Conseil d’Etat, décision du 8 juillet 2019, Société Punch Powerglide Strasbourg, n° 420434, B.
Il est donc désormais possible pour une entreprise d’imposer via son règlement intérieur une interdiction totale de l’alcool : interdiction de pénétrer dans l’entreprise avec de l’alcool, interdiction totale de travailler après avoir bu, même en dehors de l’entreprise et même un seul verre, ou encore de boire sur le lieu de travail, quel que soit le taux d’alcool de la boisson absorbée.
Tout est parti d’un litige opposant l’inspection du travail à une société (Punch Powerglide) de Strasbourg désirant insérer dans son règlement l’interdiction de consommation totale d’alcool pour une liste de métiers à risque, figurant en annexe du règlement. L’inspection du travail a exigé le retrait de cette interdiction, au motif que celle-ci constituait une violation de la liberté individuelle des salariés, en se fondant sur l’article L.1321-3 du code du travail, qui stipule que « le règlement intérieur ne peut contenir (…) des dispositions apportant aux droits des personnes et aux libertés individuelles et collectives des restrictions qui ne seraient pas justifiés par la nature de la tâche à accomplir ni proportionnés au but recherché ».
Contestant cette décision, l’entreprise avait saisi la justice administrative, dont le Conseil d’Etat est l’instance supérieure. Après le tribunal administratif, puis la cour d’appel administrative (Nancy) qui avaient confirmé la décision de retrait, le Conseil d’Etat, pour trancher, s’est basé sur différents articles du code du travail énonçant que l’employeur est tenu d’une obligation générale de prévention des risques professionnels et dont la responsabilité, y compris pénale, peut être engagée en cas d’accident. Il cite l’article R4228-21 précisant que « l’employeur prend les mesures nécessaires pour assurer la sécurité et protéger la santé physique et mentale des travailleurs ».

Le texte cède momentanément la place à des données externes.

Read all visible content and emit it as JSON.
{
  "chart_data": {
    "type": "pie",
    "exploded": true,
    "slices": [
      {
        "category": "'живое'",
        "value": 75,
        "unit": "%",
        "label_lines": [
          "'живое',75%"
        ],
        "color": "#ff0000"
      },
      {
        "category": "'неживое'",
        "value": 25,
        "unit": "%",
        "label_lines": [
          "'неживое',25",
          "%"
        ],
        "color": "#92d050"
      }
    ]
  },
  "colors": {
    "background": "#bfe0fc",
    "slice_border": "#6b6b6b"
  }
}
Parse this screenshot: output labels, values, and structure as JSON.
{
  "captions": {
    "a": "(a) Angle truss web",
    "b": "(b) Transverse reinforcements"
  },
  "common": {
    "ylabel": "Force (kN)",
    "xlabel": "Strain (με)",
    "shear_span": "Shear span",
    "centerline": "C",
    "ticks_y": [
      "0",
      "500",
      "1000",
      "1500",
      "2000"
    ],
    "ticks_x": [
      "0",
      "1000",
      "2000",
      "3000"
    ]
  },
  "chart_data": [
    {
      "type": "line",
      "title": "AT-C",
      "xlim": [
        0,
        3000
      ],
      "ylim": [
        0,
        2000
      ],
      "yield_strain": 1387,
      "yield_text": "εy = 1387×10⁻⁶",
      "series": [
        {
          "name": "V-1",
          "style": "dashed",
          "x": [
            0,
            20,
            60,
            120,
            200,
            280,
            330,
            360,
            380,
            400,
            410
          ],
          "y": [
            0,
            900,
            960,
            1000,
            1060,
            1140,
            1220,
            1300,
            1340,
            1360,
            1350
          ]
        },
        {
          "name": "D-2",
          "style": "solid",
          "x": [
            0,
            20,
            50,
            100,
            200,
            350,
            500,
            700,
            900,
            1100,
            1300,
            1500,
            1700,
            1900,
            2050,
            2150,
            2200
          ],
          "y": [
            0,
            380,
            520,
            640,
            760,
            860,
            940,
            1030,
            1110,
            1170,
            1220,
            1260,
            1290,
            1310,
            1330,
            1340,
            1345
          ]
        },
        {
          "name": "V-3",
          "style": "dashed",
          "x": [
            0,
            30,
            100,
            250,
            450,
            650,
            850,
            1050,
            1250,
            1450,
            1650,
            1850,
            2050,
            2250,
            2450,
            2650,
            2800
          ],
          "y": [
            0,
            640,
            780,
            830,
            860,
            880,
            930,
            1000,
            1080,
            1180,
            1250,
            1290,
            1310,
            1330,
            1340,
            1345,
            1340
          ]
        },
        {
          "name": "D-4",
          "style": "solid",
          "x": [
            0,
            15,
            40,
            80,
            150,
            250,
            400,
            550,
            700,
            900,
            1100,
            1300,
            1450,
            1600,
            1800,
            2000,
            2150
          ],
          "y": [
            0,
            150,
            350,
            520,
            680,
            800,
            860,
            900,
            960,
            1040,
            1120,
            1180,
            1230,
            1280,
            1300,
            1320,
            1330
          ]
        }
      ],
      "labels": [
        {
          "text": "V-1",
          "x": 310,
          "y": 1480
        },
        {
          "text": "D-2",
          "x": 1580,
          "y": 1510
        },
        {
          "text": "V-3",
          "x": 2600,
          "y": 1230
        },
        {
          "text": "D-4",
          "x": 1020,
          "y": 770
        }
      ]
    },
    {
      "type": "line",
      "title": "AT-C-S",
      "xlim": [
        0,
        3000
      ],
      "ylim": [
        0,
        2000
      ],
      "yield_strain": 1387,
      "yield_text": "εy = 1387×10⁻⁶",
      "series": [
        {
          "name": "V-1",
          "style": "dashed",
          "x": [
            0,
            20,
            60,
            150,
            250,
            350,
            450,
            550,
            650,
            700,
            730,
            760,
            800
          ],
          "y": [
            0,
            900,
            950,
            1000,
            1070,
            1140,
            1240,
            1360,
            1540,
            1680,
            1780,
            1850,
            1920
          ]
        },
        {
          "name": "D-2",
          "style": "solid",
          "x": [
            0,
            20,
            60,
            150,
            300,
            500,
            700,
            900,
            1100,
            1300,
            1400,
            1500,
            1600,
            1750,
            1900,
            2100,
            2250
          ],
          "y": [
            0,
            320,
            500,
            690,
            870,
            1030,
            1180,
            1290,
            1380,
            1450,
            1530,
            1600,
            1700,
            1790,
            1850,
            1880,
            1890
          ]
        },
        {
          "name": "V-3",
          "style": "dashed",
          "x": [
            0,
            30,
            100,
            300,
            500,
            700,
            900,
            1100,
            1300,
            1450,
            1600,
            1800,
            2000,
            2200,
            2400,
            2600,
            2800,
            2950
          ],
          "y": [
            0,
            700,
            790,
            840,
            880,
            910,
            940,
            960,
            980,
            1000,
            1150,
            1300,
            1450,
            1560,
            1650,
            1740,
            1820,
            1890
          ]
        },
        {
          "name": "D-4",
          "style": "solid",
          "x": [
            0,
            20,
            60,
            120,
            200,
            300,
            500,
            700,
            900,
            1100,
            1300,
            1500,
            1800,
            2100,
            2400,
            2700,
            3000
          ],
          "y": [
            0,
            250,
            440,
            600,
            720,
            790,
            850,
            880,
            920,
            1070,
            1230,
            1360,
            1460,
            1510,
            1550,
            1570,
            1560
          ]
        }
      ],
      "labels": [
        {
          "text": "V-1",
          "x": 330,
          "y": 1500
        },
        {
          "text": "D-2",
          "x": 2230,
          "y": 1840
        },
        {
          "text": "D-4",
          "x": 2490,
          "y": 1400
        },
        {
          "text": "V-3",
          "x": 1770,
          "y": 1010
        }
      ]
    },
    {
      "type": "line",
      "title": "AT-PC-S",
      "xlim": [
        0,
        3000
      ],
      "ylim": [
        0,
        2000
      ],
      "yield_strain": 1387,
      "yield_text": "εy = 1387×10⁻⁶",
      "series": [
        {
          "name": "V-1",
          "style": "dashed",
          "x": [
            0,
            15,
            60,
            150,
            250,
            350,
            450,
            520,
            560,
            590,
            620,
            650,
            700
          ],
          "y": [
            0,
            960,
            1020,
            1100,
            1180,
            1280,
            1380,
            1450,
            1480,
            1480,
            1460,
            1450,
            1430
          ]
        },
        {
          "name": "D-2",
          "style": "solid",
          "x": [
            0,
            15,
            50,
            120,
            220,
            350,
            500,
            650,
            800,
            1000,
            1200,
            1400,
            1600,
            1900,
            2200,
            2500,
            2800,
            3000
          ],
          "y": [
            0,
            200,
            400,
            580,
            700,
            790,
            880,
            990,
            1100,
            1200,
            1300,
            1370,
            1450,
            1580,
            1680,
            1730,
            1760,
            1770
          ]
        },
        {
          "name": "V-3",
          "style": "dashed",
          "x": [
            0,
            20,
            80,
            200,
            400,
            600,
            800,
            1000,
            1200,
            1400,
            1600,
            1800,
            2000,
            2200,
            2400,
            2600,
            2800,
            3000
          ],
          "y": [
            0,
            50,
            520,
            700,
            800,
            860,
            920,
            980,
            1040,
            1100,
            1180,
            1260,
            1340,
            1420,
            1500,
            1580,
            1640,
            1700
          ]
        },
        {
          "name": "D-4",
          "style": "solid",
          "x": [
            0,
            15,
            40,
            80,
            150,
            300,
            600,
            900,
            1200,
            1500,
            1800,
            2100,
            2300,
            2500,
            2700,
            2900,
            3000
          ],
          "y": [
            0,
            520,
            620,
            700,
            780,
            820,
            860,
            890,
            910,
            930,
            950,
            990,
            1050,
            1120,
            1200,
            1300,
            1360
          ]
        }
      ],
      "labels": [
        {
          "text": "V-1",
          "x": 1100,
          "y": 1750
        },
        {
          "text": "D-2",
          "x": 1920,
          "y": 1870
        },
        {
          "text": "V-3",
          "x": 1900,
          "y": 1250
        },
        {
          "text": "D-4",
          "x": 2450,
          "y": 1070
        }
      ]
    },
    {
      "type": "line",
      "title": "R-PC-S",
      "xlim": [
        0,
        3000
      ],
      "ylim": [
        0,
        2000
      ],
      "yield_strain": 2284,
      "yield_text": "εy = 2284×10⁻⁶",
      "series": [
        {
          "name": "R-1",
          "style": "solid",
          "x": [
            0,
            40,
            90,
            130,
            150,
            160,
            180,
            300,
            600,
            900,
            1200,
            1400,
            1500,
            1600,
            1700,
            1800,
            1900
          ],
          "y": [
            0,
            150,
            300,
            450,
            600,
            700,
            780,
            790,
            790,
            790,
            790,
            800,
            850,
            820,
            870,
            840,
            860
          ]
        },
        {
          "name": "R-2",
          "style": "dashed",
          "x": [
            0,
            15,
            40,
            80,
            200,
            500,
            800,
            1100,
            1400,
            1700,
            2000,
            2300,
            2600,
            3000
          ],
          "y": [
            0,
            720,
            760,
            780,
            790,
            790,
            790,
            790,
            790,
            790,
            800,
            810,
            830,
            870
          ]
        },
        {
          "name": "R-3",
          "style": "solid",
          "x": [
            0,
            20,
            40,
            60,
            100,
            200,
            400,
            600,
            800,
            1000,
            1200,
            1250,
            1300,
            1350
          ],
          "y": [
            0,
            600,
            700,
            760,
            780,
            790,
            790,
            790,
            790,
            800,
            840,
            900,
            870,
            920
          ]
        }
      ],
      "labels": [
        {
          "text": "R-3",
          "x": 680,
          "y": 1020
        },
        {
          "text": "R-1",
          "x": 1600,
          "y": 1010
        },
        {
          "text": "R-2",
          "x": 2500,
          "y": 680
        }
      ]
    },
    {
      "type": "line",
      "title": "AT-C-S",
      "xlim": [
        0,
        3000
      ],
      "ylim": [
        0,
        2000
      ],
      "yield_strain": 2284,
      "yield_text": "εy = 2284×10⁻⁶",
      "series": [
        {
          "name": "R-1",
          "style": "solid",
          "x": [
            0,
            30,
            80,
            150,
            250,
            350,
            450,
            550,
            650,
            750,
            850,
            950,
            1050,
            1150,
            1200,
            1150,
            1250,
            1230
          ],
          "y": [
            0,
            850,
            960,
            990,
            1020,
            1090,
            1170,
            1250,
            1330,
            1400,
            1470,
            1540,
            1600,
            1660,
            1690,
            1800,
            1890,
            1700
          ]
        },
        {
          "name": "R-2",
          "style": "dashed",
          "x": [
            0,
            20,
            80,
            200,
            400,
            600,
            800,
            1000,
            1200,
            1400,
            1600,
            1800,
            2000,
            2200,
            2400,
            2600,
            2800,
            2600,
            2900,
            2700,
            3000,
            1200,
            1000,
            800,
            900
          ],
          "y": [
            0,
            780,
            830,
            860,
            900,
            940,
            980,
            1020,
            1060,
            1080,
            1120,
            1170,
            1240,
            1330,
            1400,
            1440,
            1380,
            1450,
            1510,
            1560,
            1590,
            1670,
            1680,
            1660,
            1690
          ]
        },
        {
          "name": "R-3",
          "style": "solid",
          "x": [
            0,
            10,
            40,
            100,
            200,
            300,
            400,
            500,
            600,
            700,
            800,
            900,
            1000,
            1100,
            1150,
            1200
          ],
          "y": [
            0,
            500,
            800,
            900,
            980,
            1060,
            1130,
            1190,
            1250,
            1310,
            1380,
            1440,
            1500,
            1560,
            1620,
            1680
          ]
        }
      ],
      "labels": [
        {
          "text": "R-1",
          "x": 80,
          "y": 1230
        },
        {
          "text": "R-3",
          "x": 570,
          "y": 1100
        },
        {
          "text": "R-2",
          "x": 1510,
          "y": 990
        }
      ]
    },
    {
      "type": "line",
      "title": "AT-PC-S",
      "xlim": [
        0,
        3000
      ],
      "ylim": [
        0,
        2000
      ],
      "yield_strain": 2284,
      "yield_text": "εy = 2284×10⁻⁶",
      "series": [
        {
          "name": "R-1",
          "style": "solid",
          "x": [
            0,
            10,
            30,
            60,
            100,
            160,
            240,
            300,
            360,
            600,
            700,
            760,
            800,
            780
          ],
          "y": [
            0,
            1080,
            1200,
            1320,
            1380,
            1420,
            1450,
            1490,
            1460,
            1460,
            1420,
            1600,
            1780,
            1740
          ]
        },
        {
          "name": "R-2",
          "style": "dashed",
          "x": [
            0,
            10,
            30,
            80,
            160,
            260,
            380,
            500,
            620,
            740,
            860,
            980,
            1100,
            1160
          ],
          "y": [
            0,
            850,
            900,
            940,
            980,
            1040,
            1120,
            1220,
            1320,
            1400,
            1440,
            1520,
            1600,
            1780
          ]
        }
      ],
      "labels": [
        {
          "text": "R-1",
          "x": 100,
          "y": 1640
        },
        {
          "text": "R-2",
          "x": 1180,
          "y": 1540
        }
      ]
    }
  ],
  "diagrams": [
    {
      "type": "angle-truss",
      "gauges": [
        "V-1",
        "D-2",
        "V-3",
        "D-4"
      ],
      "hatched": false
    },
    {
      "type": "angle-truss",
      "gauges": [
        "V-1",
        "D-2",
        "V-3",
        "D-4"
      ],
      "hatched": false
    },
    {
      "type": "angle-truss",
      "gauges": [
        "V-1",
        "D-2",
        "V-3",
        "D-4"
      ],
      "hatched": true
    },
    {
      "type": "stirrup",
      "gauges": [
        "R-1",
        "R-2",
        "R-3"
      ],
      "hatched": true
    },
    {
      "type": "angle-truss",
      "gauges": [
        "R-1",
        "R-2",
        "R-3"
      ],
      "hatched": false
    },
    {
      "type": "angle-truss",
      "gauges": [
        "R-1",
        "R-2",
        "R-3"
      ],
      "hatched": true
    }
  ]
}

Le Conseil d’Etat conclut qu’« A ce titre, l’employeur peut, lorsque la consommation de boissons alcoolisées est susceptible de porter atteinte à la sécurité et à la santé des travailleurs, prendre des mesures, proportionnées au but recherché, limitant voire interdisant cette consommation sur le lieu de travail. En cas de danger particulièrement élevé pour les salariés ou pour les tiers, il peut également interdire toute imprégnation alcoolique des salariés concernés. »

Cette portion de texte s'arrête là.